A través de un nuevo relato que ofrece una reinterpretación de la realidad sobre el papel fundamental que juegan las mujeres en las ciencias STEM, la iniciativa “El viaje de ser ingenieras” premió a dos destacadas académicas e investigadoras de nuestra Universidad.
El objetivo de esta instancia fue destacar a mujeres que son un aporte al mundo de la ingeniería. Por ello, la Vicerrectora de Investigación, Innovación y Creación, Dra. Andrea Mahn Osses (en la categoría académica), y la ingeniera en Biotecnología y docente de la unidad, Catalina Garrido Rojas (en la categoría profesional), recibieron este reconocimiento.
En el caso de la Dra. Mahn, la distinción resaltó su trayectoria como ingeniera, académica, investigadora y actual autoridad universitaria. Su carrera se ha desarrollado en el ámbito de la ingeniería y la biotecnología, con experiencia en investigación aplicada, innovación, formación de capital humano avanzado y transferencia de conocimiento.
Desde su rol como vicerrectora, lidera áreas estratégicas para la Universidad de Santiago de Chile vinculadas al fortalecimiento de la investigación, la innovación, la creación, la vinculación con el entorno y la contribución de la Universidad al desarrollo nacional.
“Esta distinción es muy positiva porque ayuda a dar visibilidad a las actividades que realizamos las mujeres en las ciencias STEM. En nuestra especialidad necesitamos avanzar hacia la paridad, ámbito en el que estamos muy atrasados; por eso es importante relevar las trayectorias de mujeres vinculadas a la ingeniería y visibilizar su aporte al desarrollo científico, tecnológico, académico e institucional del país. Además, nos convoca a todas y nos permite convertirnos en referentes para las nuevas generaciones”, aseguró la autoridad.
En este mismo sentido, Catalina Garrido Rojas, actual directora y cofundadora de Liva Company y de la Corporación de Empresas Biotecnológicas de Chile, manifestó sentirse orgullosa del reconocimiento y se refirió al lazo que nunca ha dejado de tener con nuestra Universidad.

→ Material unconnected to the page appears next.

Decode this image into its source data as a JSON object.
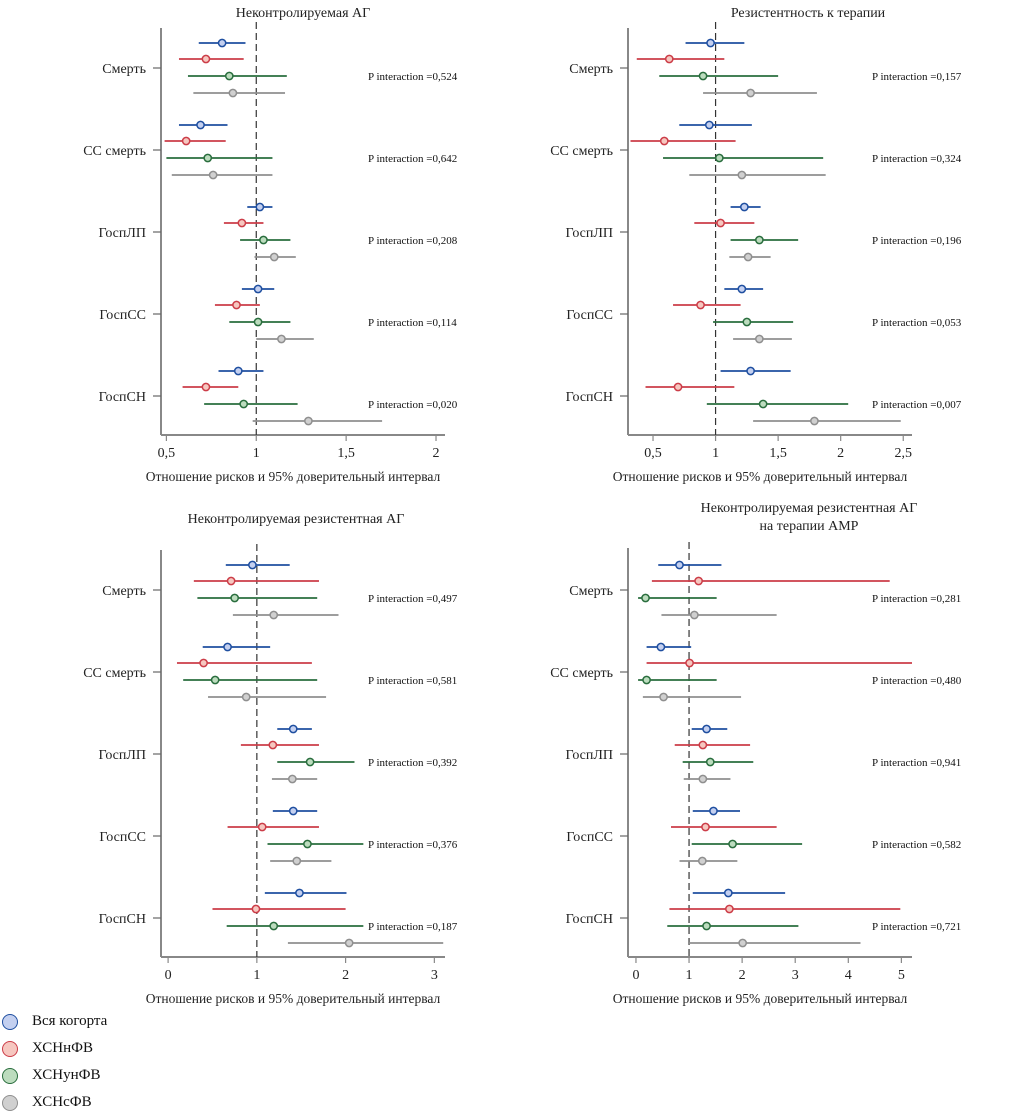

“En la Usach me he vinculado con proyectos de investigación y, por medio de la academia, formando profesionales en cursos de innovación y emprendimiento. Desde mi empresa, relaciono a la Usach en proyectos de colaboración para el desarrollo de tecnologías que llegan al mercado a través de mecanismos de transferencia tecnológica; un 'win-win' entre academia y sector privado, además del financiamiento de proyectos de investigación. Este lazo se manifiesta en espacios como este, que ayudan a mostrar lo que hoy hacemos en la ingeniería y cómo impactamos a la sociedad e inspiramos a las niñas y adolescentes del futuro para que se atrevan a incursionar en esta área”, enfatizó.
Consuelo Fertilio González es la directora ejecutiva y fundadora de Mujeres Ingenieras de Chile, entidad que lleva adelante esta iniciativa, la cual se articula con 22 facultades de ingeniería y organizaciones de todo el país para visibilizar el talento y el aporte de las mujeres en la ingeniería en diferentes industrias, rubros y territorios.
“La Universidad de Santiago de Chile es mi alma mater y la llevo en el corazón, por lo que hemos tenido un trabajo colaborativo con la alta dirección y con los equipos que trabajan en diferentes espacios de la universidad. En la Usach hay muchas mujeres que llevan adelante un excelente trabajo en investigación y también en el mundo académico, y eso debe ser reconocido; ojalá no solo en Chile, sino también en el extranjero”, sostuvo la egresada de Ingeniería Eléctrica.
En su discurso, Juan José Negroni, primer vicepresidente de la Confederación de Facultades de Ingeniería de Chile (Condefi), indicó que a menudo la ingeniería suele ser vista como datos, estructuras y algoritmos, pero que fundamentalmente es una actividad humana en la que la mujer cada día cumple un rol más protagónico.
De la misma forma, valoró las experiencias de las mujeres en la especialidad porque muchas veces fueron minoría en el aula, buscando el reconocimiento con el doble de esfuerzo y viéndose obligadas a tomar decisiones estratégicas para transformar las realidades, sobre todo en un entorno que no siempre estuvo diseñado para ellas.
“La ingeniería del siglo XXI, conectada con la inteligencia artificial, la electromovilidad, la sostenibilidad y la innovación, no puede darse el lujo de prescindir de la mitad del talento del mundo; no es solo un asunto de justicia o equidad, que ya sería suficiente, es una necesidad urgente de calidad y diversidad en la toma de decisiones: cuando una mujer lidera un proyecto de ingeniería, la perspectiva se amplía”, expresó.